One experience I want to share with you is that when I was released last June to spend some of my time in custody during COVID, I had to see a doctor from the Bureau of Prisons in Chicago. I’m walking down Western Avenue and just stopped in front of a cannabis store. I stood there with the GPS on my ankle and knew I could return to federal prison at any time to serve the rest of my sentence. And I watch all of these people go to the store and carry bags and so on. There was just one emotion that you couldn’t otherwise imagine.

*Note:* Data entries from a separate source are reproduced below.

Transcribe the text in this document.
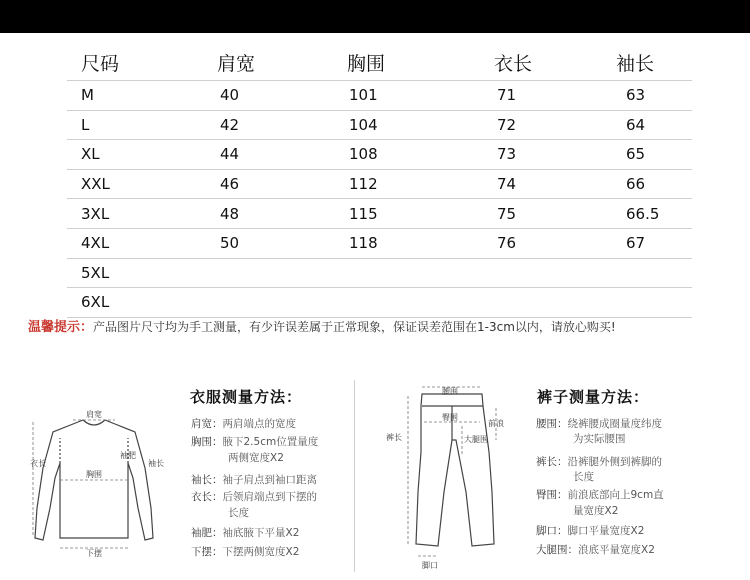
尺码	肩宽	胸围	衣长	袖长
M	40	101	71	63
L	42	104	72	64
XL	44	108	73	65
XXL	46	112	74	66
3XL	48	115	75	66.5
4XL	50	118	76	67
5XL
6XL
温馨提示：产品图片尺寸均为手工测量，有少许误差属于正常现象，保证误差范围在1-3cm以内，请放心购买!
肩宽
衣长	袖长
袖肥
胸围
下摆
衣服测量方法：
肩宽：两肩端点的宽度
胸围：腋下2.5cm位置量度
两侧宽度X2
袖长：袖子肩点到袖口距离
衣长：后领肩端点到下摆的
长度
袖肥：袖底腋下平量X2
下摆：下摆两侧宽度X2
腰围
裤长
臀围
大腿围
前浪
脚口
裤子测量方法：
腰围：绕裤腰成圈量度纬度
为实际腰围
裤长：沿裤腿外侧到裤脚的
长度
臀围：前浪底部向上9cm直
量宽度X2
脚口：脚口平量宽度X2
大腿围：浪底平量宽度X2
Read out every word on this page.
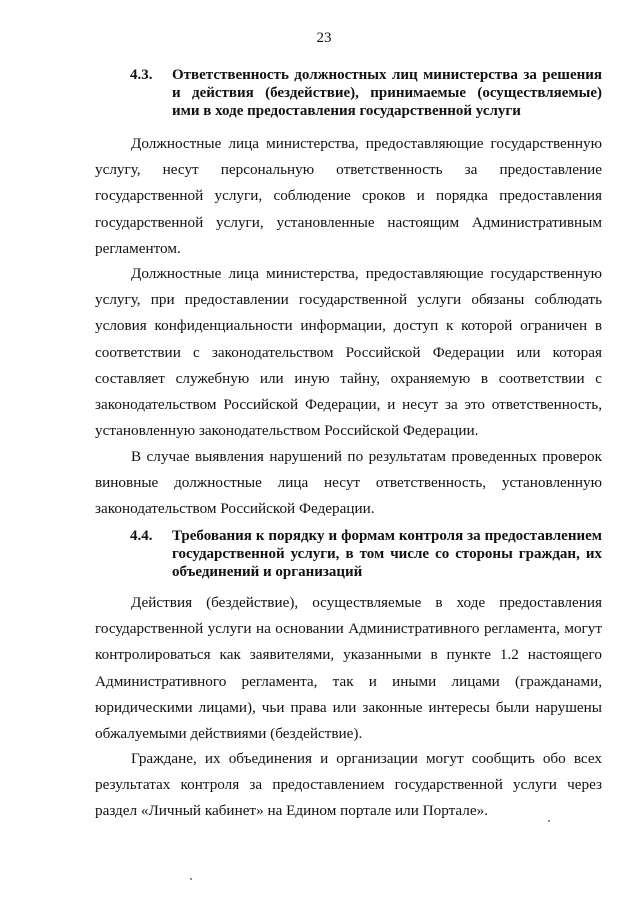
23
4.3.	Ответственность должностных лиц министерства за решения и действия (бездействие), принимаемые (осуществляемые) ими в ходе предоставления государственной услуги

Должностные лица министерства, предоставляющие государственную услугу, несут персональную ответственность за предоставление государственной услуги, соблюдение сроков и порядка предоставления государственной услуги, установленные настоящим Административным регламентом.

Должностные лица министерства, предоставляющие государственную услугу, при предоставлении государственной услуги обязаны соблюдать условия конфиденциальности информации, доступ к которой ограничен в соответствии с законодательством Российской Федерации или которая составляет служебную или иную тайну, охраняемую в соответствии с законодательством Российской Федерации, и несут за это ответственность, установленную законодательством Российской Федерации.

В случае выявления нарушений по результатам проведенных проверок виновные должностные лица несут ответственность, установленную законодательством Российской Федерации.

4.4.	Требования к порядку и формам контроля за предоставлением государственной услуги, в том числе со стороны граждан, их объединений и организаций

Действия (бездействие), осуществляемые в ходе предоставления государственной услуги на основании Административного регламента, могут контролироваться как заявителями, указанными в пункте 1.2 настоящего Административного регламента, так и иными лицами (гражданами, юридическими лицами), чьи права или законные интересы были нарушены обжалуемыми действиями (бездействие).

Граждане, их объединения и организации могут сообщить обо всех результатах контроля за предоставлением государственной услуги через раздел «Личный кабинет» на Едином портале или Портале».
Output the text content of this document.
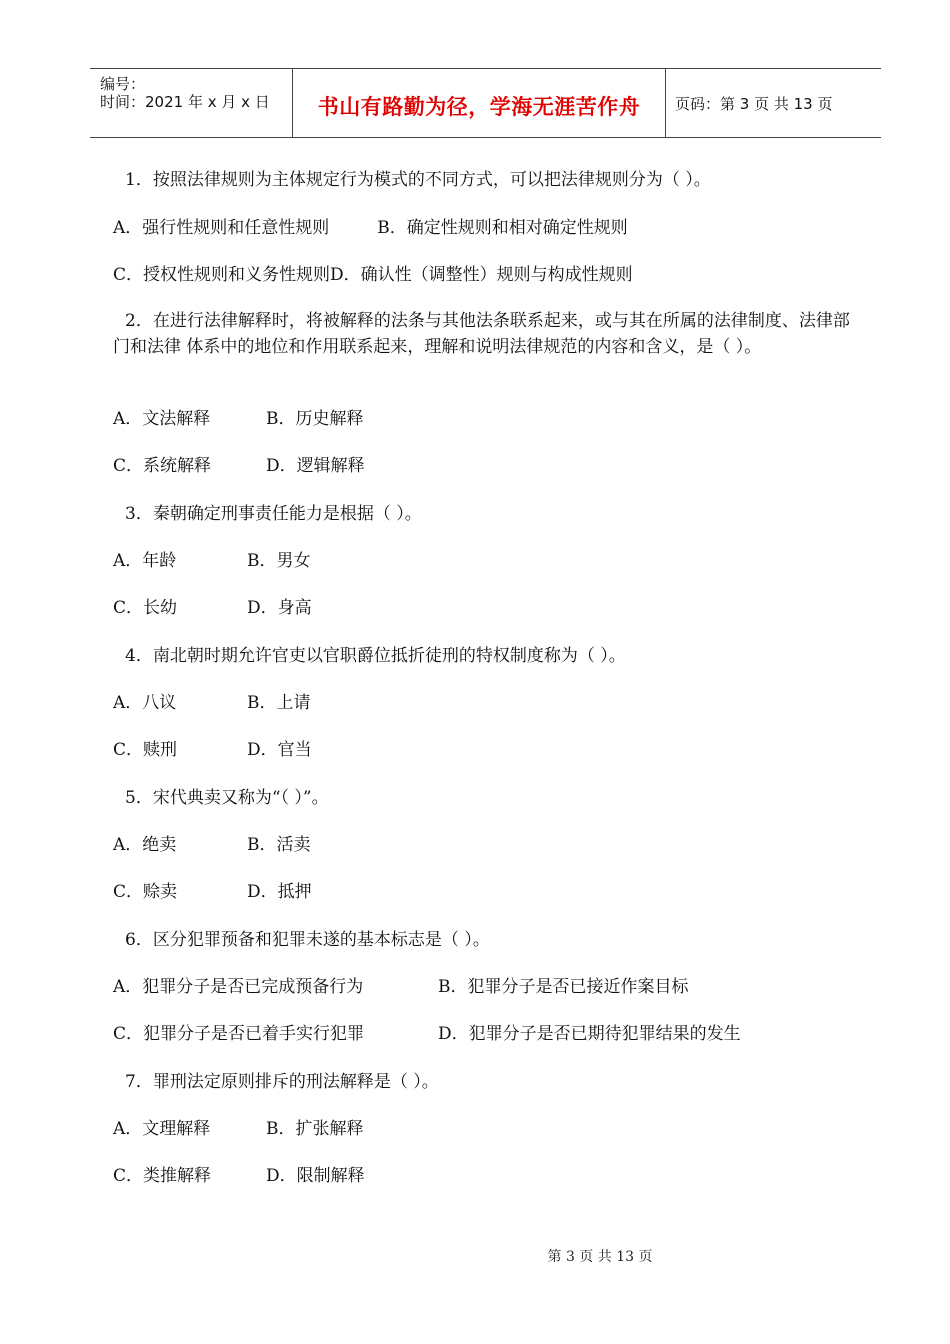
编号：
时间：2021 年 x 月 x 日	书山有路勤为径，学海无涯苦作舟	页码：第 3 页 共 13 页
1．按照法律规则为主体规定行为模式的不同方式，可以把法律规则分为（ ）。
A．强行性规则和任意性规则	B．确定性规则和相对确定性规则
C．授权性规则和义务性规则D．确认性（调整性）规则与构成性规则
2．在进行法律解释时，将被解释的法条与其他法条联系起来，或与其在所属的法律制度、法律部门和法律 体系中的地位和作用联系起来，理解和说明法律规范的内容和含义，是（ ）。
A．文法解释	B．历史解释
C．系统解释	D．逻辑解释
3．秦朝确定刑事责任能力是根据（ ）。
A．年龄	B．男女
C．长幼	D．身高
4．南北朝时期允许官吏以官职爵位抵折徒刑的特权制度称为（ ）。
A．八议	B．上请
C．赎刑	D．官当
5．宋代典卖又称为“（ ）”。
A．绝卖	B．活卖
C．赊卖	D．抵押
6．区分犯罪预备和犯罪未遂的基本标志是（ ）。
A．犯罪分子是否已完成预备行为	B．犯罪分子是否已接近作案目标
C．犯罪分子是否已着手实行犯罪	D．犯罪分子是否已期待犯罪结果的发生
7．罪刑法定原则排斥的刑法解释是（ ）。
A．文理解释	B．扩张解释
C．类推解释	D．限制解释
第 3 页 共 13 页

CC: It was because you didn’t know how much I wanted to reach out to these people or go to the store and ask, “Why? Is Cannabis Really Legal? How do you explain to me then “
Leafly: Have you been out of the house since commutation?
CC: No. [Laughs.] The only thing I go out for today when we’re done is go to the Bureau of Prisons. They’re waiting for me to come in to cut the GPS device off my ankle.
Leafly: And after that?
CC: I have to start serving a five-year prison term under supervision. So I have to contact these people and start bringing all of this together. But of course I will visit some friends and visit some shops. I haven’t figured out how clothing styles have changed since 2002. [Laughs]
Dave Howard is a national magazine editor and award-winning author. His latest book is Chasing Phil: The Adventures of Two Undercover Agents with the World’s Most Charming Con.